BEIJING, Oct. 31 (Xinhua) — China has laid out a comprehensive guideline for its 14th Five-Year Plan (2021-2025) and charted the course for development over the next 15 years, proving the country’s wisdom and perseverance in accomplishing long-term development towards modernization, despite the disruption of the COVID-19 epidemic and a complex external environment.
China’s middle- and long-range plans feature stability, predictability and continuity of development programs, which have made it easy for the country to achieve its socio-economic transformation aspirations within set parameters and timelines.
The country’s four-pronged strategy, which consists of one strategic goal and three measures, shows the clear continuity and consistency of China’s top-level strategies, which are aimed at meeting the practical needs of national development and the highest expectations of the people, while solving the prominent problems the country is facing.
While China’s leadership states that “a victory is in sight” in building a moderately prosperous society in all respects, it stresses that fully building a modern socialist China is part of the four-pronged comprehensive strategy for the 14th Five-Year Plan period, signaling that China’s development is entering a new phase. Meanwhile, the three measures — to comprehensively deepen reform, advance the rule of law, and strengthen Party discipline — remain the same, showing that China stresses and sticks to these major strategic measures, which must be taken to realize the goal. The consistency of China’s development strategy stands in sharp contrast to the flip-flopping nature of measures in some Western countries.
China is not only good at making long-range strategies but also at making innovative and adaptive moves to seize development opportunities. It gives innovation “a central role” in the modernization drive and takes self-reliance in science and technology as a strategic underpinning for national development. The country will also build itself into a quality manufacturer, enhance its strength in cyberspace and digital technology, nurture a strong domestic market, deepen reform in pursuit of a high-level socialist market economy, and accelerate green and low-carbon development, among other things. All of these moves will ensure China gains a better position in tackling development challenges.

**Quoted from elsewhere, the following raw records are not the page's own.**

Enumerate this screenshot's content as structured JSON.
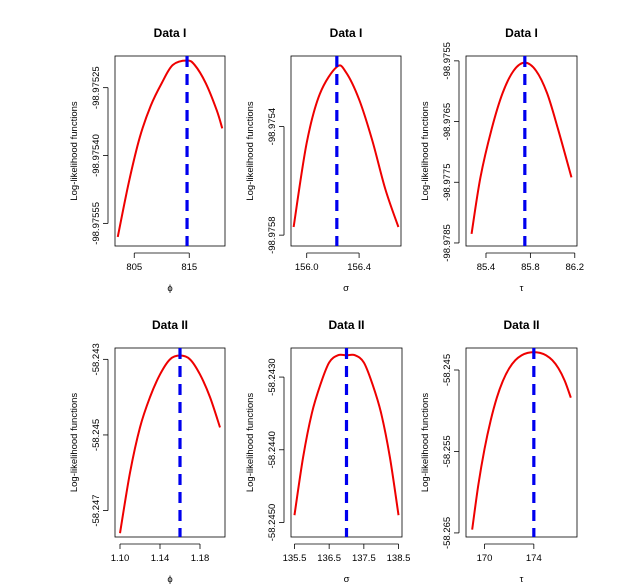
{
  "colors": {
    "curve": "#ee0000",
    "mle_line": "#0000ee",
    "axes": "#000000",
    "background": "#ffffff"
  },
  "chart_data": [
    {
      "type": "line",
      "title": "Data I",
      "xlabel": "ϕ",
      "ylabel": "Log-likelihood functions",
      "xlim": [
        801.5,
        821.5
      ],
      "ylim": [
        -98.9756,
        -98.97518
      ],
      "mle": 814.6,
      "x_ticks": [
        805,
        815
      ],
      "x_tick_labels": [
        "805",
        "815"
      ],
      "y_ticks": [
        -98.97525,
        -98.9754,
        -98.97555
      ],
      "y_tick_labels": [
        "-98.97525",
        "-98.97540",
        "-98.97555"
      ],
      "series": [
        {
          "name": "log-likelihood",
          "x": [
            802.0,
            804.0,
            806.0,
            808.0,
            810.0,
            812.0,
            814.6,
            816.0,
            818.0,
            820.0,
            821.0
          ],
          "values": [
            -98.97558,
            -98.97546,
            -98.97536,
            -98.97529,
            -98.97524,
            -98.9752,
            -98.97519,
            -98.9752,
            -98.97524,
            -98.9753,
            -98.97534
          ]
        }
      ]
    },
    {
      "type": "line",
      "title": "Data I",
      "xlabel": "σ",
      "ylabel": "Log-likelihood functions",
      "xlim": [
        155.88,
        156.72
      ],
      "ylim": [
        -98.97584,
        -98.97514
      ],
      "mle": 156.23,
      "x_ticks": [
        156.0,
        156.4
      ],
      "x_tick_labels": [
        "156.0",
        "156.4"
      ],
      "y_ticks": [
        -98.9754,
        -98.9758
      ],
      "y_tick_labels": [
        "-98.9754",
        "-98.9758"
      ],
      "series": [
        {
          "name": "log-likelihood",
          "x": [
            155.9,
            156.0,
            156.1,
            156.23,
            156.3,
            156.4,
            156.5,
            156.6,
            156.7
          ],
          "values": [
            -98.97577,
            -98.97546,
            -98.97528,
            -98.97518,
            -98.9752,
            -98.9753,
            -98.97545,
            -98.97563,
            -98.97577
          ]
        }
      ]
    },
    {
      "type": "line",
      "title": "Data I",
      "xlabel": "τ",
      "ylabel": "Log-likelihood functions",
      "xlim": [
        85.22,
        86.22
      ],
      "ylim": [
        -98.97855,
        -98.97542
      ],
      "mle": 85.75,
      "x_ticks": [
        85.4,
        85.8,
        86.2
      ],
      "x_tick_labels": [
        "85.4",
        "85.8",
        "86.2"
      ],
      "y_ticks": [
        -98.9755,
        -98.9765,
        -98.9775,
        -98.9785
      ],
      "y_tick_labels": [
        "-98.9755",
        "-98.9765",
        "-98.9775",
        "-98.9785"
      ],
      "series": [
        {
          "name": "log-likelihood",
          "x": [
            85.27,
            85.35,
            85.45,
            85.55,
            85.65,
            85.75,
            85.85,
            85.95,
            86.05,
            86.17
          ],
          "values": [
            -98.97835,
            -98.97742,
            -98.97663,
            -98.97603,
            -98.97566,
            -98.97553,
            -98.97566,
            -98.97603,
            -98.97663,
            -98.97742
          ]
        }
      ]
    },
    {
      "type": "line",
      "title": "Data II",
      "xlabel": "ϕ",
      "ylabel": "Log-likelihood functions",
      "xlim": [
        1.095,
        1.205
      ],
      "ylim": [
        -58.2477,
        -58.2427
      ],
      "mle": 1.16,
      "x_ticks": [
        1.1,
        1.14,
        1.18
      ],
      "x_tick_labels": [
        "1.10",
        "1.14",
        "1.18"
      ],
      "y_ticks": [
        -58.243,
        -58.245,
        -58.247
      ],
      "y_tick_labels": [
        "-58.243",
        "-58.245",
        "-58.247"
      ],
      "series": [
        {
          "name": "log-likelihood",
          "x": [
            1.1,
            1.11,
            1.12,
            1.13,
            1.14,
            1.15,
            1.16,
            1.17,
            1.18,
            1.19,
            1.2
          ],
          "values": [
            -58.2476,
            -58.246,
            -58.2448,
            -58.244,
            -58.2434,
            -58.243,
            -58.2429,
            -58.243,
            -58.2434,
            -58.244,
            -58.2448
          ]
        }
      ]
    },
    {
      "type": "line",
      "title": "Data II",
      "xlabel": "σ",
      "ylabel": "Log-likelihood functions",
      "xlim": [
        135.4,
        138.6
      ],
      "ylim": [
        -58.2452,
        -58.2426
      ],
      "mle": 137.0,
      "x_ticks": [
        135.5,
        136.5,
        137.5,
        138.5
      ],
      "x_tick_labels": [
        "135.5",
        "136.5",
        "137.5",
        "138.5"
      ],
      "y_ticks": [
        -58.243,
        -58.244,
        -58.245
      ],
      "y_tick_labels": [
        "-58.2430",
        "-58.2440",
        "-58.2450"
      ],
      "series": [
        {
          "name": "log-likelihood",
          "x": [
            135.5,
            135.75,
            136.0,
            136.25,
            136.5,
            136.75,
            137.0,
            137.25,
            137.5,
            137.75,
            138.0,
            138.25,
            138.5
          ],
          "values": [
            -58.2449,
            -58.2441,
            -58.2435,
            -58.2431,
            -58.2428,
            -58.2427,
            -58.2427,
            -58.2427,
            -58.2428,
            -58.2431,
            -58.2435,
            -58.2441,
            -58.2449
          ]
        }
      ]
    },
    {
      "type": "line",
      "title": "Data II",
      "xlabel": "τ",
      "ylabel": "Log-likelihood functions",
      "xlim": [
        168.5,
        177.5
      ],
      "ylim": [
        -58.2655,
        -58.2423
      ],
      "mle": 174.0,
      "x_ticks": [
        170,
        174
      ],
      "x_tick_labels": [
        "170",
        "174"
      ],
      "y_ticks": [
        -58.245,
        -58.255,
        -58.265
      ],
      "y_tick_labels": [
        "-58.245",
        "-58.255",
        "-58.265"
      ],
      "series": [
        {
          "name": "log-likelihood",
          "x": [
            169.0,
            169.5,
            170.0,
            170.5,
            171.0,
            171.5,
            172.0,
            172.5,
            173.0,
            173.5,
            174.0,
            174.5,
            175.0,
            175.5,
            176.0,
            176.5,
            177.0
          ],
          "values": [
            -58.2646,
            -58.2591,
            -58.2547,
            -58.2512,
            -58.2484,
            -58.2463,
            -58.2448,
            -58.2438,
            -58.2432,
            -58.2429,
            -58.2428,
            -58.2429,
            -58.2432,
            -58.2438,
            -58.2448,
            -58.2463,
            -58.2484
          ]
        }
      ]
    }
  ]
}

China has all the conditions necessary to implement these development measures: a solid material foundation, with its GDP expected to exceed 100 trillion yuan (about 15 trillion U.S. dollars) in 2020; rich human resources, with the country’s working-age population standing at 896.4 million in 2019; a broad market, with 1.4 billion people, including 400 million middle-income earners; strong resilience, as reflected in its fight against COVID-19; and long-time social stability.
The modernization drive of China, a country with a super-large population, is unprecedented in human history. While there is no one-size-fits-all strategy to cope with the wide range of challenges and risks on the planet, the efficacy and competence demonstrated by China’s achievement in the past and its long-term prosperity have injected confidence into the world, the stability of which is at stake.